What people forget is that Steve Jobs was a repeated failure at doing that, got fired, did soul-searching, succeeded with NEXT, got acquired, and then started doing what you describe. Even he failed more than he succeeded at that stuff. A startup trying to one-off create a market just for a non-competitive chip is going to face the dreaded 90+% failure rate.

"But the most important point was, and still is, and always will be: it has to cost as much as the competition, or less."

That's why the high-security stuff never makes it. It takes at least 30% premium on average per component. I totally believe your words fell on deaf ears at Sun. I'd have bought SunBlades myself if I could afford them. I could afford nice PC's. So, I bought nice PC's. Amazing that echo chamber was so loud in there that they couldn't make that connection.

"I for one would absolutely love to be able to buy an illumos-powered A4-sized tablet which ran a SPARC V9 instruction set"

That's actually feasible given the one I promote is 4-core, 1+GHz embedded chip that should be low power on decent process node.
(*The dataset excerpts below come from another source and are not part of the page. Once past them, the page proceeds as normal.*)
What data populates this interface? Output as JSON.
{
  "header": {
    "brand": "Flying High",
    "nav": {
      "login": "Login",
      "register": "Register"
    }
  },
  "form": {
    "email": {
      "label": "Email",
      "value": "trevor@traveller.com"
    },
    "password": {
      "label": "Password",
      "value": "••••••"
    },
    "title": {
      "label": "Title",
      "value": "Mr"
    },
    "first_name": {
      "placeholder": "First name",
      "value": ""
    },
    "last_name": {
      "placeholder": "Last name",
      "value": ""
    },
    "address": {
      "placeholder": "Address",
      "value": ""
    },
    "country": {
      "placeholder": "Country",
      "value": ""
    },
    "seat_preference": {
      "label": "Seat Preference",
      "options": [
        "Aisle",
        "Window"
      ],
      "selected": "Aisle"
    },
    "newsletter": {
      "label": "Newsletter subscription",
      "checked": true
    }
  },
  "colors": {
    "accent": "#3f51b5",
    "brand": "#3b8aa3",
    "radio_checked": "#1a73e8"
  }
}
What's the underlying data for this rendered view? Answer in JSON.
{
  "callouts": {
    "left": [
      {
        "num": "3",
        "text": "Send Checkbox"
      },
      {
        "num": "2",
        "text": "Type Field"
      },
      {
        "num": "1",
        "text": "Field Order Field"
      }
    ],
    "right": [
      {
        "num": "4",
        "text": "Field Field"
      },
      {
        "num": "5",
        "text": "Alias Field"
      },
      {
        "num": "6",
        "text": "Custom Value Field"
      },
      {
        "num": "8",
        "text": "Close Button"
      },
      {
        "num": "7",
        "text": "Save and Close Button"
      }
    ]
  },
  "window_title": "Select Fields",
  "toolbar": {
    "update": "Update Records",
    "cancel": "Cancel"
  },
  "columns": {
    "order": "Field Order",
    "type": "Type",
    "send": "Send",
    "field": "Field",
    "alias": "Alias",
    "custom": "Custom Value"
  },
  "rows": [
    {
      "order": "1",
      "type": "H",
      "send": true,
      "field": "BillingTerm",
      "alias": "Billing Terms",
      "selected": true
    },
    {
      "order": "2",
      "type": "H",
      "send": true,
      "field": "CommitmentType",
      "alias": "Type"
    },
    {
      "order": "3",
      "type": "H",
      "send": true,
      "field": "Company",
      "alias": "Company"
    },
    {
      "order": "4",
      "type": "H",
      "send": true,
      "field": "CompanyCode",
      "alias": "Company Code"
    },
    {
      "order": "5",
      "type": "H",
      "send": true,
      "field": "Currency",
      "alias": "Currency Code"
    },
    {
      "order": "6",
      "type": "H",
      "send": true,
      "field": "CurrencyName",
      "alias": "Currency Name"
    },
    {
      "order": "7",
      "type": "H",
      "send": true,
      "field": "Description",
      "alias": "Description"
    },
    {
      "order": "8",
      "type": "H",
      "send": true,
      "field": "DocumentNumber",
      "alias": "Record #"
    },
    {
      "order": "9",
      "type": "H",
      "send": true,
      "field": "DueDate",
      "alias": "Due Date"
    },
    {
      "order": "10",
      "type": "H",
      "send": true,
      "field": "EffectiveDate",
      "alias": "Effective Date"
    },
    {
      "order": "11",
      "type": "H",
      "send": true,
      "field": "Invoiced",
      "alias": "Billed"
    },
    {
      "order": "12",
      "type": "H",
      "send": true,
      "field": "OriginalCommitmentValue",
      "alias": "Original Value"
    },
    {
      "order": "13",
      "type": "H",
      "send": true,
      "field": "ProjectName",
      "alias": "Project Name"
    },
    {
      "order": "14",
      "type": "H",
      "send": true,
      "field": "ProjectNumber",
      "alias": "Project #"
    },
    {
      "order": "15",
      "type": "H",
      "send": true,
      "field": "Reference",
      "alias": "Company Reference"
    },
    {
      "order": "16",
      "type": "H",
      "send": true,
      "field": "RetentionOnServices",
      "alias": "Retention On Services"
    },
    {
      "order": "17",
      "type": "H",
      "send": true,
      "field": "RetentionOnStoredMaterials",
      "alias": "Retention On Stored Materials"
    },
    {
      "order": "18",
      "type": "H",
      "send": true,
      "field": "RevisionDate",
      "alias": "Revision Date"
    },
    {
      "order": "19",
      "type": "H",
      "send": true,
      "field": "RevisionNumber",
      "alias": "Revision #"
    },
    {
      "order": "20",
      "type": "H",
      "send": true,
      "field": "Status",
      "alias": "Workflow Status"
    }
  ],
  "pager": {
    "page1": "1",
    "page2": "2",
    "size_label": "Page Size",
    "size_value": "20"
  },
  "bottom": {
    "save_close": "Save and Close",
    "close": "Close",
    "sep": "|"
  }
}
http://www.gaisler.com/index.php/products/processors/leon4?t...

The main issue is the ecosystem and components like browsers with JIT's that must be ported to SPARC. One company managed to port Android to MIPS but that was a lot of work. Such things could probably be done for SPARC as well. The trick is implementing the ASIC, implementing the product, porting critical software, and then charging enough to recover that but not more than competition whose work is already done for them. Tricky, tricky.

Raptor's Talos Workstation, if people buy it, will provide one model that this might happen. Could get ASIC's on 45-65nm really quick, use SMP given per-chip cost is $10-30, port Solaris/Linux w/ containers, put in a shitload of RAM, and sell it for $3,000-6,000 for VM-based use and development. It would still take thousands of units to recover cost. Might need government sales.

The problem is the number of people who are into Illumos and want a portable Unix server is insignificant. All products came with fixed overheads (e.g. cost of tooling to start production), which have to be divided over the likely customer base. Small customer base == each customer pays a bigger share of the fixed overheads.

Basically, you want something to suit you and a small number of other people, but you won't pay for the cost of having something that "tailor made". You will only pay for the high-volume, lower-cost, more general product. So... that's all you get.